Refusing the unacceptable : the women of the Association nationale des anciennes déportées et internées de la Résistance (ADIR) / by Debra Workman
Includes bibliographical references (p. 287-297)
- External Link
Electronic version from ProQuest
This study recounts the postwar experiences of one group of women who were either imprisoned in France or deported to the Nazi concentration camps as political prisoners for their acts of resistance during the Second World War. At the war's end, the survivors founded the Association Nationale des Anciennes Déportées et Internées de la Résistance (ADIR) to aid in their recovery and reintegration into French society and, most important, to maintain the bonds of friendship forged under the stresses of war. The ADIR bridged the deep social and political postwar differences of its members, enabling it to evolve into an effective pressure group and to become the principal outlet for their continued social and political activism.
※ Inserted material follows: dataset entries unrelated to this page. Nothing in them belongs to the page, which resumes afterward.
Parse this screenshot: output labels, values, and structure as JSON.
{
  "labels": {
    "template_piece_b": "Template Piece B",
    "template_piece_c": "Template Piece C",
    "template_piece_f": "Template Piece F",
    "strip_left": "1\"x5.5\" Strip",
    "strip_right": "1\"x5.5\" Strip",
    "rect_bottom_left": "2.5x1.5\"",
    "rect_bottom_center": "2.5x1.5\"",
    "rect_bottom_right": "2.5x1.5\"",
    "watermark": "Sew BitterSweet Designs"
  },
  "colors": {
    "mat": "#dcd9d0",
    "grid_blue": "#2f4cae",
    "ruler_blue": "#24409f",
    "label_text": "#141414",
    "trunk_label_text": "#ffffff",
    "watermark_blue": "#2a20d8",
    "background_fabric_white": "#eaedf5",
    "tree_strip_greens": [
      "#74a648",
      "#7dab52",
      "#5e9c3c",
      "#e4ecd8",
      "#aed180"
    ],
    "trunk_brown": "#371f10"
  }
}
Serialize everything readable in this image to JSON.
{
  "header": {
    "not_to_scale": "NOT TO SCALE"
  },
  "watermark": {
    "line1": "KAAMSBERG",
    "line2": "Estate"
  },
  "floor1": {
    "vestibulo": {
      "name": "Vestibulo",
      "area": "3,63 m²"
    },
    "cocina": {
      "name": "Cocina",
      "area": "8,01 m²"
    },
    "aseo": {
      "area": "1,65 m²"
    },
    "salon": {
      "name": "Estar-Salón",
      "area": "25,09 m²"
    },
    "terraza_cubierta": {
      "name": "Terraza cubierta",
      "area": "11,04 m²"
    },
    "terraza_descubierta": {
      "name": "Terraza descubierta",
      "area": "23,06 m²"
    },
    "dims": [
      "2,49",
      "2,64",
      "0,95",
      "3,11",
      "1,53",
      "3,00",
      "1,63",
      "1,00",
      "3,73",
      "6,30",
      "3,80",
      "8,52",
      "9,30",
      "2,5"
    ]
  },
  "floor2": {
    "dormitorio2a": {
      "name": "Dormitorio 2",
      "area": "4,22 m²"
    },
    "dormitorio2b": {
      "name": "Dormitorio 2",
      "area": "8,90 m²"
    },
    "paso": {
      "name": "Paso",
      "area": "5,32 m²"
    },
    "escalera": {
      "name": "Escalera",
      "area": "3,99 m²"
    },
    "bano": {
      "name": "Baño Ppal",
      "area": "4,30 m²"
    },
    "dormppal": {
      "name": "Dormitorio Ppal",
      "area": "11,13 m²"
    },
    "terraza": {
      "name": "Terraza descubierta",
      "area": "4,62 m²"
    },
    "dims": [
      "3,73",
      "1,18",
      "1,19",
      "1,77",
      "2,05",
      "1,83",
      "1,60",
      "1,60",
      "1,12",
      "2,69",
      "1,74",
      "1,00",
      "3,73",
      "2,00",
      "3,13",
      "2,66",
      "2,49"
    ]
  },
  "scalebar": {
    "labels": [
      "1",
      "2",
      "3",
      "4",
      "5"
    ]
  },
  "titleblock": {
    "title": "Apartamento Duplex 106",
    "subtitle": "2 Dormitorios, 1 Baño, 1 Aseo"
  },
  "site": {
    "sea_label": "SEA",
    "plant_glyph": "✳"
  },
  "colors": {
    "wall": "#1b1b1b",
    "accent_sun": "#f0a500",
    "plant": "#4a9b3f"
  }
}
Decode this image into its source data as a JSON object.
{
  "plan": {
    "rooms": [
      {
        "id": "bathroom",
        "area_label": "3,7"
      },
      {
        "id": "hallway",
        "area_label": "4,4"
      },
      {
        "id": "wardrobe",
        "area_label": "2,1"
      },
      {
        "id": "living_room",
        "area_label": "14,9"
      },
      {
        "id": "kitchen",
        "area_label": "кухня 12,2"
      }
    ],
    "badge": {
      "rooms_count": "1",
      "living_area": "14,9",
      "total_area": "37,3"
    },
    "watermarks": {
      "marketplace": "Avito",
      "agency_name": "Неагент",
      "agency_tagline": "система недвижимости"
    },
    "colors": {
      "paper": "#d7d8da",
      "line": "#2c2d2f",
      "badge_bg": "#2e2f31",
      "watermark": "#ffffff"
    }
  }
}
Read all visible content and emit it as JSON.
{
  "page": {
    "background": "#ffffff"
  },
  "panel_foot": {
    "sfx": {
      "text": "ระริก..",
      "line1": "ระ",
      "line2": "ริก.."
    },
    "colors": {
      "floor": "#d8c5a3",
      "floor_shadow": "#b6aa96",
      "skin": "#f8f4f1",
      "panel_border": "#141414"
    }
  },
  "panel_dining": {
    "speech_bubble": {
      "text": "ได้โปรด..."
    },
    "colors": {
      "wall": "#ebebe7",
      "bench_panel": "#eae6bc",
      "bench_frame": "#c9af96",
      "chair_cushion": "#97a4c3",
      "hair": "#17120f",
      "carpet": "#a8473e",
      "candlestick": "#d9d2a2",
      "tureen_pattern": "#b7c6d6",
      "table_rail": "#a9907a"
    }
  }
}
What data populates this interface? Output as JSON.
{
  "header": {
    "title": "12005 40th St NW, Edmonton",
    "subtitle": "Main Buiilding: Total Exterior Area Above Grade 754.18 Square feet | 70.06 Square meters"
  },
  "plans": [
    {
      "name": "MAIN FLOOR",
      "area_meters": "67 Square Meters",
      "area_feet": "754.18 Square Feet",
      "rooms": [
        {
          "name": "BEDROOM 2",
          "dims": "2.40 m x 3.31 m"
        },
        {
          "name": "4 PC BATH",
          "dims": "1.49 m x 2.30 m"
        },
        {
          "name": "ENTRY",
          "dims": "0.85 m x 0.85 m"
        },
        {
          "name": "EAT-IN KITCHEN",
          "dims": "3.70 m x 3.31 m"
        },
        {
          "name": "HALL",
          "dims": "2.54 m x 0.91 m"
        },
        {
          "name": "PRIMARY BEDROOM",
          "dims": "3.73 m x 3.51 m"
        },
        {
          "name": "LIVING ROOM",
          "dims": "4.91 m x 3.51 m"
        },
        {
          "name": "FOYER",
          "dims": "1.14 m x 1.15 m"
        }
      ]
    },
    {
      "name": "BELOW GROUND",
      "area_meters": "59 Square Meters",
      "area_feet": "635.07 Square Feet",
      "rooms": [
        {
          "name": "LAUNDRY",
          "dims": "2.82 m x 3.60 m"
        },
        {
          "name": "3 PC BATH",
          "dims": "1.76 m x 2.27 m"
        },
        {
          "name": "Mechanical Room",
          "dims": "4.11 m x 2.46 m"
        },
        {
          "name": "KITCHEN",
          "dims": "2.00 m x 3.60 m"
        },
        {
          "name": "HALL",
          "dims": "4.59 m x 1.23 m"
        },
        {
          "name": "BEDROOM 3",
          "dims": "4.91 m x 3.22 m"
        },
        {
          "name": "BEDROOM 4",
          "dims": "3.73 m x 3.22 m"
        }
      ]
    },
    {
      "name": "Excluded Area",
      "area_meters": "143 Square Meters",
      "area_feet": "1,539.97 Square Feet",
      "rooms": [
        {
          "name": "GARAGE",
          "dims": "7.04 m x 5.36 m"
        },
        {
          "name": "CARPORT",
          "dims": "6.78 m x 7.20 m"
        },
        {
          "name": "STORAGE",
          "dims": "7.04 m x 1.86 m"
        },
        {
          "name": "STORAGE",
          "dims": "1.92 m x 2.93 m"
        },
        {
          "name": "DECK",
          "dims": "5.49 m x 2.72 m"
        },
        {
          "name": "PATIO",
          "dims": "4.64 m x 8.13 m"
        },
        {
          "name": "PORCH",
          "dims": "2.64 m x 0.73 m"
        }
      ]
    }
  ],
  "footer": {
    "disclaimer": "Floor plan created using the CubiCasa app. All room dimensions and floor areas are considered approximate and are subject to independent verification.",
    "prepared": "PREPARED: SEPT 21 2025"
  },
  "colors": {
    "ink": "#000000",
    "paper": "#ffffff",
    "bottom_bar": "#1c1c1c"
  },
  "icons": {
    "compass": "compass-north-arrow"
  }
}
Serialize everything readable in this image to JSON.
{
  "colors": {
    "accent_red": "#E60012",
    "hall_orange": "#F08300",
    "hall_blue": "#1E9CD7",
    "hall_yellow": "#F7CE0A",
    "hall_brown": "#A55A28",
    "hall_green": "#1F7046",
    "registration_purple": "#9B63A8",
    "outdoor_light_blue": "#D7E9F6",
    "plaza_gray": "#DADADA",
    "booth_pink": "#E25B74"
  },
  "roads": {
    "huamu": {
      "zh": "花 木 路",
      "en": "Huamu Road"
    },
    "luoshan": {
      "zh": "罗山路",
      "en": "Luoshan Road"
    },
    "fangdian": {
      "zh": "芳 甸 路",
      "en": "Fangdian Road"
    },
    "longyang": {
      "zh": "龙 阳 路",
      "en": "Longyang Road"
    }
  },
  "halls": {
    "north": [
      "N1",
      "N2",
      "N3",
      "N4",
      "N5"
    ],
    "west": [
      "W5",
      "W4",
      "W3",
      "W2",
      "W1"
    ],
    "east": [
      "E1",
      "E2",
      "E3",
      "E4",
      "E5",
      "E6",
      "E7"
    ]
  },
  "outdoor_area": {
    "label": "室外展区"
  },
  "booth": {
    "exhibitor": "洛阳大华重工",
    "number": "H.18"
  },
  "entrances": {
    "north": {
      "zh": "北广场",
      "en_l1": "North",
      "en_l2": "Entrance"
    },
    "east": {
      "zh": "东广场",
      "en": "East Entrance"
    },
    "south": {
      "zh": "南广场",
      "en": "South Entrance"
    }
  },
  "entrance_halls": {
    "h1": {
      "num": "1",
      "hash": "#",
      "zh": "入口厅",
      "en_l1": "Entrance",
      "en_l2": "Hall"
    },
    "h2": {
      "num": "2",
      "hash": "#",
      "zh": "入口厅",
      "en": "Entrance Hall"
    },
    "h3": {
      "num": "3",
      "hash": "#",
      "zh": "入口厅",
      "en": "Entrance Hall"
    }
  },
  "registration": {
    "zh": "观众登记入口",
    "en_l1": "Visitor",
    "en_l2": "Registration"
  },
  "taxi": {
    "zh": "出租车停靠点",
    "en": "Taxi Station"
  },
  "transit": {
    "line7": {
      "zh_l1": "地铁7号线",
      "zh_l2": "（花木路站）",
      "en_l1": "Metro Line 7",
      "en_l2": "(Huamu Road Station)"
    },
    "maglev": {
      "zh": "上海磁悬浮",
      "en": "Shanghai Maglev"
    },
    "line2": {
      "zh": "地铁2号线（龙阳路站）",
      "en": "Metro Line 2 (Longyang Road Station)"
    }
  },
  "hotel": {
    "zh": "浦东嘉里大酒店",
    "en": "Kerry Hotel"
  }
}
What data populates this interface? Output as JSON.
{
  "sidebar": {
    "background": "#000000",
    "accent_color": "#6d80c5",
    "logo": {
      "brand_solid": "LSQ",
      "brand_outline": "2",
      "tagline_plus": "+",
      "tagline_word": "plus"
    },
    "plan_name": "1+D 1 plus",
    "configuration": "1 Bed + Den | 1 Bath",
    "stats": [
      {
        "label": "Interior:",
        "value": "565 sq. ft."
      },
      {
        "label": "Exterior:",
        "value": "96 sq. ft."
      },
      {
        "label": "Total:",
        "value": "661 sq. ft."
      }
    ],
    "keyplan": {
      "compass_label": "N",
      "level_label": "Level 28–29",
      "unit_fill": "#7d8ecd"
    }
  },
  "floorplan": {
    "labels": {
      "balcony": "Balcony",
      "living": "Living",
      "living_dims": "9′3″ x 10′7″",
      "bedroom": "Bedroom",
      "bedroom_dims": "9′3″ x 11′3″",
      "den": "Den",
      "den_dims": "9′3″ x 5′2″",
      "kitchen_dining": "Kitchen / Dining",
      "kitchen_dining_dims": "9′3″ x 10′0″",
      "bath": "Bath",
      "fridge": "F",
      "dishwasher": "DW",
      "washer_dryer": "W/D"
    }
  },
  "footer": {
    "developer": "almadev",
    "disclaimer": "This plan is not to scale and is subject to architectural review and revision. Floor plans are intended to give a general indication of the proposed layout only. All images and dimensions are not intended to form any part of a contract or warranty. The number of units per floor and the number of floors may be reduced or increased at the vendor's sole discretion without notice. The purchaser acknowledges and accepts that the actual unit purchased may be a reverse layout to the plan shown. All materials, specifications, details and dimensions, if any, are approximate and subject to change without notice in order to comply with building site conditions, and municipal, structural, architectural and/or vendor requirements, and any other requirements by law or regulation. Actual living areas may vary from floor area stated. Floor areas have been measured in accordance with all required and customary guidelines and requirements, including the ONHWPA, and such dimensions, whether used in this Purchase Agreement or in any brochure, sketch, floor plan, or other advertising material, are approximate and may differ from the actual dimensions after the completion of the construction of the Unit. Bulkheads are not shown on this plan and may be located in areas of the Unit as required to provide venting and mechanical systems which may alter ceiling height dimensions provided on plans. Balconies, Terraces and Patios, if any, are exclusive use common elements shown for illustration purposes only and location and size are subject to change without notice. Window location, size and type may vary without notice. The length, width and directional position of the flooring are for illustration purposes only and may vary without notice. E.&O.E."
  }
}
During its sixty-one year history, the ADIR, led by an eighteen member administrative council, influenced not only public opinion and state policies in France, but developed an international significance as well, waging a successful worldwide campaign to secure compensation for the victims of Nazi medical experiments.This study, based on both archival materials and oral testimonies, argues that for the women of the ADIR, the war remained a defining moment in their lives and that their experiences of resistance and imprisonment affected, either by choice or necessity, their postwar behaviors and attitudes in more significant and lasting ways than previously appreciated. Yet, paradoxically, the women did not view their political activism as a watershed, offering new opportunities to prove their abilities or to assume non-traditional gender roles. Rather they interpreted their non-traditional actions, both in wartime and during the postwar years, as appropriate and natural for patriotic citizens---male or female---when confronting a war and the lingering issues that accompany national defeat and occupation. The experiences of the women of the ADIR clearly did not typify those of most women in France. Yet an examination of the unique attributes and contributions of the ADIR demonstrates the gendered complexities and nuances of women's political and social participation in postwar France as well as sheds light on the question of the lasting influence of the Second World War.